What’s cool though is that the Paris I love now wasn’t around 200 years ago in the time I so idolize in modern history. I’ve been reading Shelley Rice’s Parisian Views (which I highly recommend to anyone interested in Parisian Culture in the 19th century or art history as it examines both side-by-side), and in it she talks about how beautiful Paris was after the reconstruction, and that it became even more beautiful before the first world war, in what French people term La Belle Époque (literally, the beautiful era, not to be confused with le Fin de Siècle, which is the last 25 years of the 19th century; I confused them quite often before I began my research), because it’s the era during which the French government obtained true stability and could seriously develop their culture (this was also possible in Fin de Siècle, but even more so in Belle Époque), showing it off to the world with new marvels such as the Eiffel Tower, the newly renovated city, and Sacre-Cœur. The Paris in the time I love only had Notre-Dame, and Hôtel des Invalides, which are beautiful nonetheless. However, were I to go back to 1860s Paris, I would perhaps be let down.

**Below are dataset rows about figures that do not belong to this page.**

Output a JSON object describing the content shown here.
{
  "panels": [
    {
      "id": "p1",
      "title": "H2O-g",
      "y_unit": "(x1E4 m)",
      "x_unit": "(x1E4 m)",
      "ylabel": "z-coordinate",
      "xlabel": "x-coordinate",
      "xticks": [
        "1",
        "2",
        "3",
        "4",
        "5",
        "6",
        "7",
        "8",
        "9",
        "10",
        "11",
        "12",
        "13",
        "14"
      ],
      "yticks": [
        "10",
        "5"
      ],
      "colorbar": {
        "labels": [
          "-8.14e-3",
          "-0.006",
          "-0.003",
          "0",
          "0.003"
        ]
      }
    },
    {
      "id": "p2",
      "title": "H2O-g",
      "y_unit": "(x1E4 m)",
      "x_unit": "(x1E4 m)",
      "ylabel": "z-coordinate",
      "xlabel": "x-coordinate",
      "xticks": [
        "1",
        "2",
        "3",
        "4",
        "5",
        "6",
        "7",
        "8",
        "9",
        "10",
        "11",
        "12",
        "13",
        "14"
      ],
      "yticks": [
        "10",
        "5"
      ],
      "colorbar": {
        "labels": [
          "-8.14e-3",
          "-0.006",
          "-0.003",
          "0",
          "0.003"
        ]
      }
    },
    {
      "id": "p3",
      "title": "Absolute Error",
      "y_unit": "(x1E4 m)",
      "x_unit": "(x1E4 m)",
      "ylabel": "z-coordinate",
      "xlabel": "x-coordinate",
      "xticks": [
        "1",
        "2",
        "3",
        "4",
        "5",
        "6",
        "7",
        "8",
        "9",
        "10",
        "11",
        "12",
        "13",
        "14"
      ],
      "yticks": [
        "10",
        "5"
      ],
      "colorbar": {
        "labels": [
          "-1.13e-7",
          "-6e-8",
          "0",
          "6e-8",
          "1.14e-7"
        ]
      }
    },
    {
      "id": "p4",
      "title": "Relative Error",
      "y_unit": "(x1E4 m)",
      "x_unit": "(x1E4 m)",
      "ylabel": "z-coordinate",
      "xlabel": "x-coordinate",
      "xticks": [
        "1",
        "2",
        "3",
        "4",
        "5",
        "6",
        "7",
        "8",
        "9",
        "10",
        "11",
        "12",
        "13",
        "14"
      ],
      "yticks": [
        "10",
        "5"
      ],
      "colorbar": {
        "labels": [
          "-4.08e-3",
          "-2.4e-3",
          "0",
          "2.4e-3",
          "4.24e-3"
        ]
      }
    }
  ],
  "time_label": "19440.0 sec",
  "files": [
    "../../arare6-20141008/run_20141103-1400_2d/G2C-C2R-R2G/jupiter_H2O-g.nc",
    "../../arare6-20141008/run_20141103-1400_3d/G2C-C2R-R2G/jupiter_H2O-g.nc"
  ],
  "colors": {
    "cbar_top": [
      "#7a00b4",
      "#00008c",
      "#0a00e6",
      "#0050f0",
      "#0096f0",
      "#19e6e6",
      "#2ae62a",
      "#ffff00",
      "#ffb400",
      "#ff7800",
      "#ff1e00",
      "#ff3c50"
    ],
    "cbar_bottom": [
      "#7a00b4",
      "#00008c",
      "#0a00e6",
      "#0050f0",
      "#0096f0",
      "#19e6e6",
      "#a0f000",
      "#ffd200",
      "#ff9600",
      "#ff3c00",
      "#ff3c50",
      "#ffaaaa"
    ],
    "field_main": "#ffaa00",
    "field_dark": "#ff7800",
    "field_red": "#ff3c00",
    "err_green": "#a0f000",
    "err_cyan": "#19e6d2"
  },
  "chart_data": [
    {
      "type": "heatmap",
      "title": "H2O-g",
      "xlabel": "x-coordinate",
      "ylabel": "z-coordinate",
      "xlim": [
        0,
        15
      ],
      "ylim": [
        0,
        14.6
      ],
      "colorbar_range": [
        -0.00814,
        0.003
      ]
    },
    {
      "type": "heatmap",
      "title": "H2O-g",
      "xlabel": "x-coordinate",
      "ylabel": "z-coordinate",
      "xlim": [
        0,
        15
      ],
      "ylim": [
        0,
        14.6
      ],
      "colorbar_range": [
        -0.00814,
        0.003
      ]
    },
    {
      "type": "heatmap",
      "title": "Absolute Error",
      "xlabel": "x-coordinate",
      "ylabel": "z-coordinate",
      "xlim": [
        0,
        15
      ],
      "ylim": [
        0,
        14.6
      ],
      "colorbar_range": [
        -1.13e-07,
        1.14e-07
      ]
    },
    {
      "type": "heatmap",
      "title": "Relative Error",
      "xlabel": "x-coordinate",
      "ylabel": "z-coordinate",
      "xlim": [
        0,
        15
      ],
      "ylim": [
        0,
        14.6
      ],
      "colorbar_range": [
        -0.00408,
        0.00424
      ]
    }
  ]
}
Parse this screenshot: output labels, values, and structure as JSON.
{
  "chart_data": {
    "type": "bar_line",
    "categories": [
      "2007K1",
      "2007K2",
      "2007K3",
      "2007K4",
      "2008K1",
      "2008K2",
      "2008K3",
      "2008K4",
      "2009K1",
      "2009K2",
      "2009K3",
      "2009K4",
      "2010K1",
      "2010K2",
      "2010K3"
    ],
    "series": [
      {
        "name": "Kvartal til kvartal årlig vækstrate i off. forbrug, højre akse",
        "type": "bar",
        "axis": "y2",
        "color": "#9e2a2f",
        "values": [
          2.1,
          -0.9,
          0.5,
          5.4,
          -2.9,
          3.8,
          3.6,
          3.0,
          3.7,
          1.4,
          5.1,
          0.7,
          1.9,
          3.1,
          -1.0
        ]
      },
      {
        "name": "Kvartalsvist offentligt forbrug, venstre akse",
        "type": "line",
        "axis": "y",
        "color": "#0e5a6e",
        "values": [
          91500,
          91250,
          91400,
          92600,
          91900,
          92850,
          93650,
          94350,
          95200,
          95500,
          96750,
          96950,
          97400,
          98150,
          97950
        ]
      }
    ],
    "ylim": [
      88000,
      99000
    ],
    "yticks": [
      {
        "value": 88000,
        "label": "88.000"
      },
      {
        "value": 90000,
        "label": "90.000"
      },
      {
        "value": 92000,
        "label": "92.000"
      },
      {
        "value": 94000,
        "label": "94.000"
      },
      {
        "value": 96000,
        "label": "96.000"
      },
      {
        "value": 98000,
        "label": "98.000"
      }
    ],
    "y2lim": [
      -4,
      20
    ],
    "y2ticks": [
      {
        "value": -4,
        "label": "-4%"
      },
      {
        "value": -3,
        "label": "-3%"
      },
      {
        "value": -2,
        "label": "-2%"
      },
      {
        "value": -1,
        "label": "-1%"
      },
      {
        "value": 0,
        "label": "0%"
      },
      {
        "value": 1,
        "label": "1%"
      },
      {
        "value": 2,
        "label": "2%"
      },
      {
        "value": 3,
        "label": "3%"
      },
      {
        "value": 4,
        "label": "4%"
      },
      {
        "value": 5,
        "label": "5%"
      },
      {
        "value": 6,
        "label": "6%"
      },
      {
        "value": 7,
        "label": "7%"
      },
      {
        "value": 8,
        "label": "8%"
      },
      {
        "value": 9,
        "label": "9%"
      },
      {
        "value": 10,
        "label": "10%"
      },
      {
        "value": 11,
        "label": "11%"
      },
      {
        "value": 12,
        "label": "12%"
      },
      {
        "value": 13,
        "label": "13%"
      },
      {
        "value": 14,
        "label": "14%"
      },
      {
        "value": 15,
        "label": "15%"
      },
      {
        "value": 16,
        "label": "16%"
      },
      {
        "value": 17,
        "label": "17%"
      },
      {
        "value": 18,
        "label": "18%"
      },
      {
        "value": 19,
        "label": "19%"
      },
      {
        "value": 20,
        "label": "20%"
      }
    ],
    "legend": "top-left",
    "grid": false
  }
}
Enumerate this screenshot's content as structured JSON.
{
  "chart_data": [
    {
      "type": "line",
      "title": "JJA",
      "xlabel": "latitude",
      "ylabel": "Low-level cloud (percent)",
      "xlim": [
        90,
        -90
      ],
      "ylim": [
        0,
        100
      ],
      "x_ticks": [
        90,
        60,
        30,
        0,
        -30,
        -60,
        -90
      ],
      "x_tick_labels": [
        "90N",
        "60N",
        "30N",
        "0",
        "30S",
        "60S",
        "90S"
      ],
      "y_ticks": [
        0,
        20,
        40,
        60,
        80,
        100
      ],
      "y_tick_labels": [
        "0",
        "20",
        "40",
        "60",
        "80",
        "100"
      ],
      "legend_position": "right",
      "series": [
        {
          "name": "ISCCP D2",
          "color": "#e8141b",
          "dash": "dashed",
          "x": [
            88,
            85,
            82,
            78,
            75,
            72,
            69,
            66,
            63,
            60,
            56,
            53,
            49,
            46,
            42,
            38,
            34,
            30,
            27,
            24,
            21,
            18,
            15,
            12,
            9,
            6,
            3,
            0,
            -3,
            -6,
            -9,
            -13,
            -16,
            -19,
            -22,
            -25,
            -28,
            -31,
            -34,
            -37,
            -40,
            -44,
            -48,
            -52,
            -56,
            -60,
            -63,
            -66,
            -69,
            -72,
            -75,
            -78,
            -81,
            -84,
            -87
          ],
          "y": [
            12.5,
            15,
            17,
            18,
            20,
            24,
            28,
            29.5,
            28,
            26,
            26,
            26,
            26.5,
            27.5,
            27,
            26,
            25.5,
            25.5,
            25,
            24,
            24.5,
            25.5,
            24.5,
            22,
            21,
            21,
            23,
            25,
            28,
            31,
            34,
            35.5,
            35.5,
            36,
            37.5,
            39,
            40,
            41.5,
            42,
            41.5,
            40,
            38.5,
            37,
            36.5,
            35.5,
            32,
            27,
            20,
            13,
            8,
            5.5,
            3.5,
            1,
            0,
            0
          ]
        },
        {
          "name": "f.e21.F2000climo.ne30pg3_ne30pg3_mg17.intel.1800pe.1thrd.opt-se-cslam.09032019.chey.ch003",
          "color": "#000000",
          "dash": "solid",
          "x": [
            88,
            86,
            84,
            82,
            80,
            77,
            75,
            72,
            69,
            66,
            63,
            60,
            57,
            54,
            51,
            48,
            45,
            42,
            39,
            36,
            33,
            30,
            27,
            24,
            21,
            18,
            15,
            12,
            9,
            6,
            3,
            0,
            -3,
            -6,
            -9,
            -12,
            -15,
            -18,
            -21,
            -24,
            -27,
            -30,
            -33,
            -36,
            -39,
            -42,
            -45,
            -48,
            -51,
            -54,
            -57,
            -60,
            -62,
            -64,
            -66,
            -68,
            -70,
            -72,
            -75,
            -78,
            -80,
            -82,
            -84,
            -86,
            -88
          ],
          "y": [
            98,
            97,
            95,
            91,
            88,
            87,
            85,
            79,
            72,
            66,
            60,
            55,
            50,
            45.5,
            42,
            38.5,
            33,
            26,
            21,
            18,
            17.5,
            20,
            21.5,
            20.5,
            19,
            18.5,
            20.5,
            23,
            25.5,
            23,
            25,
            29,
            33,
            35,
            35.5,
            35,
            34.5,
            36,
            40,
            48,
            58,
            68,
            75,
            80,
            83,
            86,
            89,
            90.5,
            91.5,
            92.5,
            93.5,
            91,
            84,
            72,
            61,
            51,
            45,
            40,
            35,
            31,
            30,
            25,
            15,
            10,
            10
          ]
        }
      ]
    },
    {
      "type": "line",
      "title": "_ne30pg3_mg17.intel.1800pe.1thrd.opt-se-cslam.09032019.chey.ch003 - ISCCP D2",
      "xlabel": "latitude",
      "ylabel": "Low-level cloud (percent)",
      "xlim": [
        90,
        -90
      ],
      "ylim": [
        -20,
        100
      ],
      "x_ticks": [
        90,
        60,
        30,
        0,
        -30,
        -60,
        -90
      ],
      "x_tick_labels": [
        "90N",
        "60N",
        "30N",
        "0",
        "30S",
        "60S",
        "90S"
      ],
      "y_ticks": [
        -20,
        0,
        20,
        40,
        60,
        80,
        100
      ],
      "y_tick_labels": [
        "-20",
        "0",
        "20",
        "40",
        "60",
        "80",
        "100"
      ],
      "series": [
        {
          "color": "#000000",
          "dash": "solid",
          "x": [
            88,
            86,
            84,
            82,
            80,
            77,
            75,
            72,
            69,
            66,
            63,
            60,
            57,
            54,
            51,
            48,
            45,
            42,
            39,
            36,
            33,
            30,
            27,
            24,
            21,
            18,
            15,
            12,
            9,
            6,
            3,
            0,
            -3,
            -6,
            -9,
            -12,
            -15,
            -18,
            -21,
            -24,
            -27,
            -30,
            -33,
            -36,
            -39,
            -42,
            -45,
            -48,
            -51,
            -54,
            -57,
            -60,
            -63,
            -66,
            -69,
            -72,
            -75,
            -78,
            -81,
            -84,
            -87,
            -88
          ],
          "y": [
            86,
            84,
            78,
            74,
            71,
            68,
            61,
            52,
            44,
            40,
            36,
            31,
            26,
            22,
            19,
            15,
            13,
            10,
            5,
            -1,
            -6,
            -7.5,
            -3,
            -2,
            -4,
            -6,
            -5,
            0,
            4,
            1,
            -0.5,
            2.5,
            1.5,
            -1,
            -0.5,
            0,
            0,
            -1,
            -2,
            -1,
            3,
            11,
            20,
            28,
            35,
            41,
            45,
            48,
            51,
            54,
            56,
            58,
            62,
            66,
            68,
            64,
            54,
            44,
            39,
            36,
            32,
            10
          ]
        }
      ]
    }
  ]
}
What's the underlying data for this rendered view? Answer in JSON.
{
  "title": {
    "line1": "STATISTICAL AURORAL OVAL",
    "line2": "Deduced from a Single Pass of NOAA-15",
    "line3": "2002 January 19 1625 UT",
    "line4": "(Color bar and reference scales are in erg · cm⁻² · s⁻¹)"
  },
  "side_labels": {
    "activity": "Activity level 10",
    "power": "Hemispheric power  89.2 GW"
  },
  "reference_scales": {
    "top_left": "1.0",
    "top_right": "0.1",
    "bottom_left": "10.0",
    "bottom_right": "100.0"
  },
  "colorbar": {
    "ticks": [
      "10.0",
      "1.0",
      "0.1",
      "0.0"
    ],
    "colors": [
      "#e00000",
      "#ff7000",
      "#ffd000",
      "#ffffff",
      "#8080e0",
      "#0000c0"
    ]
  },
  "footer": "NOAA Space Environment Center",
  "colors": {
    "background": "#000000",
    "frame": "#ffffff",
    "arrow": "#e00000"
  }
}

Like other big cities in the world, the sewer system wasn’t great, people didn’t bathe very often, and a lot of disease circulated and killed thousands of people.
So essentially, I’ve learned that I was meant to go to Paris at the time I did and that my existence in the era isn’t just a cosmic mistake. Paris has all the charm, beauty, and inspiration of the 19th century with all the governmental stability and modern convenience of the 21st.
And if you know me at all, you know that it makes me happier than anywhere else in the world.